Działalność centrum przy Marywilskiej nie była wolna od problemów. - W takich miejscach jest zawsze problem sprzeczności interesów najmujących z właścicielami i administracją obiektów. W Marywilskiej 44 też był widoczny ten konflikt - przyznaje Faliński.
Pod koniec lutego przed stołecznym ratuszem odbył się protest kupców z Marywilskiej, którzy domagali się obniżenia czynszu najmu boksów handlowych. Przedsiębiorcy mieli ze sobą duże banery z hasłami: "Przestańcie nas okradać", "Precz z wyzyskiem" i "Marywilska jest nasza". Jedna z protestujących mówiła, że gdy rozpoczynała handel na Marywilskiej, płaciła trzy tysiące złotych czynszu, w 2024 roku to już było sześć tysięcy złotych za 30-metrowy boks.
Faliński zaznaczył, że podobne sytuacje występują we wszystkich dużych obiektach, jednak w przypadku Marywilskiej 44 mogły być one intensywniejsze ze względu na to, że znajdowało się tam aż 1400 punktów handlowych.
Jak zauważył, ludzie, którzy tam pracowali, obecnie zostali pozbawieni wszystkiego. - To nie były firmy, które mają kilka milionów oszczędności i mogą w ciągu tygodnia zacząć działalność od nowa w takiej skali, jaką prowadzili - mówił wiceprezes Stowarzyszenia Forum Dialogu Społecznego.
- Jestem zdania, że zarówno państwo, jak i sektor finansowy, powinny w trybie pomocowo-ratunkowym wyjść naprzeciw tym ludziom, bo spotkała ich straszna tragedia. Większość z nich przybyła z drugiego końca świata i w tym momencie zostali praktycznie z niczym - ocenił.
Pomoc dla przedsiębiorców
W poniedziałek Zakład Ubezpieczeń Społecznych przekazał, że "we wszystkich placówkach ZUS w Warszawie na specjalnie oznaczonych stanowiskach obsługi klientów - przedsiębiorcy mogą uzyskać informację o możliwych formach pomocy, w tym odroczenia terminu płatności składek lub rozłożenia należności z tytułu nieopłaconych składek na raty". Dodano, że powołani w oddziałach ZUS doradcy do spraw ulg i umorzeń mogą pomóc w skompletowaniu oraz wypełnieniu niezbędnych dokumentów.

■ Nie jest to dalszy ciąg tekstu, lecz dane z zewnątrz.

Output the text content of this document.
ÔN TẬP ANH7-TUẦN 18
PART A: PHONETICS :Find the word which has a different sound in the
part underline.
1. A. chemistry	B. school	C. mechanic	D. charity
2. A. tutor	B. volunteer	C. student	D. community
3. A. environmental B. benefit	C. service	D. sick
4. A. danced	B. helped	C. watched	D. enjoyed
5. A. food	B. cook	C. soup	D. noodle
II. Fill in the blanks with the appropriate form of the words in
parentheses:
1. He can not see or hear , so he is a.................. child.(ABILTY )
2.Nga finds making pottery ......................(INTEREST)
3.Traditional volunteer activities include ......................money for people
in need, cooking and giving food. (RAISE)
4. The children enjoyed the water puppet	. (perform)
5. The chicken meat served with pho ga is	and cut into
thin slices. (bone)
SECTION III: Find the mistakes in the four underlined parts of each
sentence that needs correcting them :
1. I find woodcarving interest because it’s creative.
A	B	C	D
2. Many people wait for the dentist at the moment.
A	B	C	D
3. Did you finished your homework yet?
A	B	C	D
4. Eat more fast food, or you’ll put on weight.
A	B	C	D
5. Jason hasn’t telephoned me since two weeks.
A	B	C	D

Na konferencji prasowej w sprawie pożaru centrum handlowego przy ulicy Marywilskiej Mariusz Frankowski, wojewoda mazowiecki, przekazał, że Powiatowy Inspektor Nadzoru Budowlanego wydał zakaz użytkowania obiektu. Opowiedział też o możliwościach wsparcia przedsiębiorców, którzy tam sprzedawali.
- Analizowane są możliwości wsparcia. To mogą być tylko i wyłącznie środki o charakterze specjalnym, bo nie ma dedykowanego programu wsparcia dla przedsiębiorców, więc szukamy możliwości wsparcia w tym zakresie środkami specjalnymi - zaznaczył Mariusz Frankowski.
O pomocy dla przedsiębiorców mówił też prezydent Rafał Trzaskowski. - Naszym zadaniem jest rozpatrzenie wszystkich możliwości pomocy. To nie jest łatwe. Przede wszystkim trzeba ustalić wszystkie fakty. Jeżeli rząd miałby udzielić wyjątkowej pomocy, to konieczne jest ustalenie faktów - zaznaczył prezydent Warszawy.
- To, co my jako miasto stołeczne mogliśmy zrobić, zrobiliśmy. To kwestia urzędu pracy. Mamy specjalny punkt na Marszałkowskiej 77/79. Tam jest specjalnie dedykowane stanowisko dla tych wszystkich, którzy chcieliby uzyskać informacje i móc się zarejestrować jako osoby bezrobotne lub uzyskać pomoc w znalezieniu pracy - wyjaśnił Trzaskowski.
Poinformował także, że ratusz podjął decyzję o poszukaniu dodatkowych miejsc dla przedsiębiorców z centrum handlowego przy Marywilskiej na targowiskach miejskich.